La Consulta cancella la manovra 2011 sui servizi locali

Pubblicato il 21 luglio 2012 La scure della Corte costituzionale si abbatte sulla riforma dei servizi pubblici locali, manovra del D.L. n. 138/2011, dichiarando l’illegittimità costituzionale dell’articolo 4 di detto decreto, recante “Ulteriori misure urgenti per la stabilizzazione finanziaria e per lo sviluppo”, sia nel testo originario che in quello risultante dalle successive modificazioni. A disporla, la sentenza n. 199 del 20 luglio 2012.
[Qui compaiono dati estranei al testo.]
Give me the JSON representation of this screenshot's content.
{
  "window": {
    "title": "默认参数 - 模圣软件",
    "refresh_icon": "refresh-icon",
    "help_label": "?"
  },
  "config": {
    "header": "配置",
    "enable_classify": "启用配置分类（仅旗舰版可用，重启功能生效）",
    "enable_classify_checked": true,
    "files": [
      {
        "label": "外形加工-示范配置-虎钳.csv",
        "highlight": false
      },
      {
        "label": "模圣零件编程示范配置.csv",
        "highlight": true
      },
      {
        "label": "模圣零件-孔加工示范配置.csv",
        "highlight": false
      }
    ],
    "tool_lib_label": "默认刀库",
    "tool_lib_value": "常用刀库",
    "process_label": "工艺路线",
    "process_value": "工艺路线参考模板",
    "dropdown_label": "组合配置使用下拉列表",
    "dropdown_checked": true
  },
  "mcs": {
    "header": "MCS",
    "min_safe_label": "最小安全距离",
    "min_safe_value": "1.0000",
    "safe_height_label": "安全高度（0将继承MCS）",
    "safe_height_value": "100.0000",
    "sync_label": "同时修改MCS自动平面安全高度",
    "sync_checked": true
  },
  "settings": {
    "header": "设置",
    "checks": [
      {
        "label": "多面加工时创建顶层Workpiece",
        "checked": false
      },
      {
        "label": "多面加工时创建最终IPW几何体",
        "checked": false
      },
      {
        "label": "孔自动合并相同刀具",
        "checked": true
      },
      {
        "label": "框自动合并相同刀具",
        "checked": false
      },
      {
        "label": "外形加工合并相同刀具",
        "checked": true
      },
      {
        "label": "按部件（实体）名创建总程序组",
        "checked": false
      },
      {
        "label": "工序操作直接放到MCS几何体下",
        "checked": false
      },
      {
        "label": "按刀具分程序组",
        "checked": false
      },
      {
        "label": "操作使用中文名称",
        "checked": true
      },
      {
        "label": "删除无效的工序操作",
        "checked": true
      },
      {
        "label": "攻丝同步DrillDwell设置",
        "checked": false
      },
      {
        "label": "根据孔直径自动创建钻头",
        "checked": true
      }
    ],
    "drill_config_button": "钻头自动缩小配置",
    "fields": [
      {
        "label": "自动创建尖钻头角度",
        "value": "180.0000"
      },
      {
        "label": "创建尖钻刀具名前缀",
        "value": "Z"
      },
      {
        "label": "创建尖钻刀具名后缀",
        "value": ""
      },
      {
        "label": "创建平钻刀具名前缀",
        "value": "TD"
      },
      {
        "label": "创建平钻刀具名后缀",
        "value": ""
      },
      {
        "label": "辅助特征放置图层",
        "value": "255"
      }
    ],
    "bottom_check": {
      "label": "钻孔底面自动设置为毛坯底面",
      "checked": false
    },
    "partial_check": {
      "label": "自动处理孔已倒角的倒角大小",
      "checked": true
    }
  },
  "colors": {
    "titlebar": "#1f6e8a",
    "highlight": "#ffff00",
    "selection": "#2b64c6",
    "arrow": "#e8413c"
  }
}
La richiesta alla Corte di cancellare la norma è giunta dalle regioni Puglia, Lazio, Marche, Emilia-Romagna, Umbria e Sardegna.
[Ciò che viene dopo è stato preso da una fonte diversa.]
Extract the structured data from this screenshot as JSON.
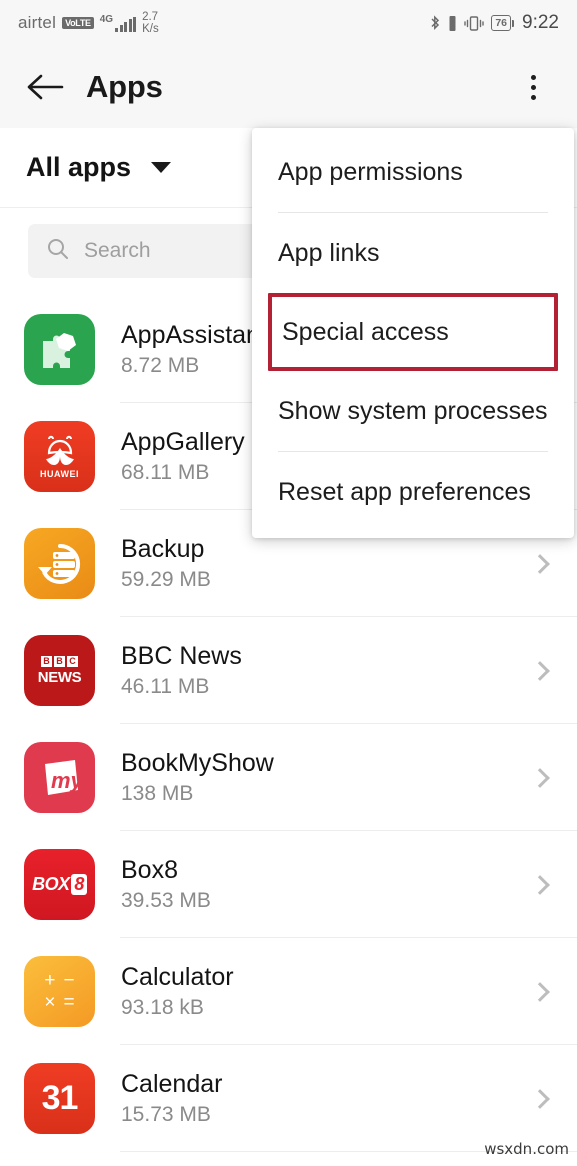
{
  "status_bar": {
    "carrier": "airtel",
    "volte_badge": "VoLTE",
    "network_type": "4G",
    "net_speed_value": "2.7",
    "net_speed_unit": "K/s",
    "bluetooth_icon": "bluetooth-icon",
    "bluetooth_battery_icon": "bluetooth-battery-icon",
    "vibrate_icon": "vibrate-icon",
    "battery_level": "76",
    "clock": "9:22"
  },
  "app_bar": {
    "back_icon": "back-arrow-icon",
    "title": "Apps",
    "overflow_icon": "overflow-menu-icon"
  },
  "filter": {
    "label": "All apps",
    "caret_icon": "chevron-down-icon"
  },
  "search": {
    "icon": "search-icon",
    "placeholder": "Search",
    "value": ""
  },
  "overflow_menu": {
    "visible": true,
    "highlight_color": "#b22234",
    "items": [
      {
        "label": "App permissions",
        "highlighted": false
      },
      {
        "label": "App links",
        "highlighted": false
      },
      {
        "label": "Special access",
        "highlighted": true
      },
      {
        "label": "Show system processes",
        "highlighted": false
      },
      {
        "label": "Reset app preferences",
        "highlighted": false
      }
    ]
  },
  "app_list": {
    "chevron_icon": "chevron-right-icon",
    "items": [
      {
        "name": "AppAssistant",
        "size": "8.72 MB",
        "icon": "appassistant-icon"
      },
      {
        "name": "AppGallery",
        "size": "68.11 MB",
        "icon": "appgallery-icon"
      },
      {
        "name": "Backup",
        "size": "59.29 MB",
        "icon": "backup-icon"
      },
      {
        "name": "BBC News",
        "size": "46.11 MB",
        "icon": "bbc-news-icon"
      },
      {
        "name": "BookMyShow",
        "size": "138 MB",
        "icon": "bookmyshow-icon"
      },
      {
        "name": "Box8",
        "size": "39.53 MB",
        "icon": "box8-icon"
      },
      {
        "name": "Calculator",
        "size": "93.18 kB",
        "icon": "calculator-icon"
      },
      {
        "name": "Calendar",
        "size": "15.73 MB",
        "icon": "calendar-icon"
      }
    ]
  },
  "watermark": {
    "text": "wsxdn.com"
  }
}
Il citato art. 4 in discussione, ha limitato le ipotesi di affidamento in house dei servizi pubblici locali, senza gara, al di sotto di 900.000 euro alle società a capitale interamente pubblico; così facendo ha compresso in capo agli enti territoriali e locali il potere di qualificare la natura dei predetti servizi e di scegliere i relativi modelli di gestione, in contrasto con i principi di autodeterminazione degli enti locali (artt. 5, 114, 117 e 118 Cost.).
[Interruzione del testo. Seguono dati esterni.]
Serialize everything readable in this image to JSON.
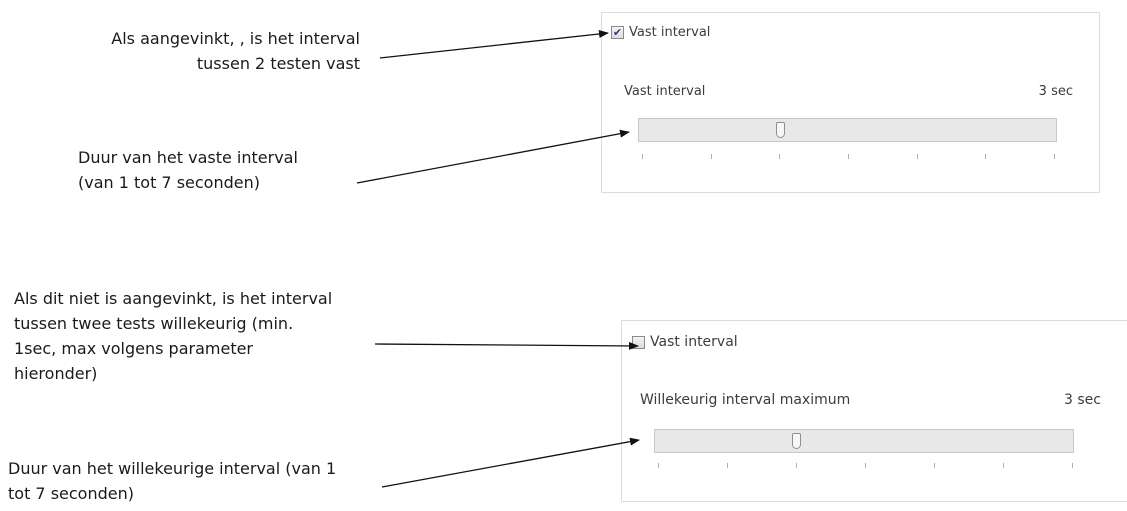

Inoltre, la Consulta rileva come l'articolo 4, adottato con d.l. n. 138 del 2011, è giunto dopo che, con referendum popolare, era stato abrogato l'articolo 23-bis del decreto-legge n. 112 del 2008, in materia di modalità di affidamento e gestione dei servizi pubblici locali di rilevanza economica, quindi contenente la precedente disciplina dei servizi pubblici locali di rilevanza economica.

I due articoli risultano identici o, per meglio dire, la nuova norma rende ancor più ridotta la possibilità di affidamento diretto dei servizi. Risulta palese, in tale contesto, la violazione del divieto di ripristino della normativa abrogata dalla volontà popolare (art. 75 Cost.).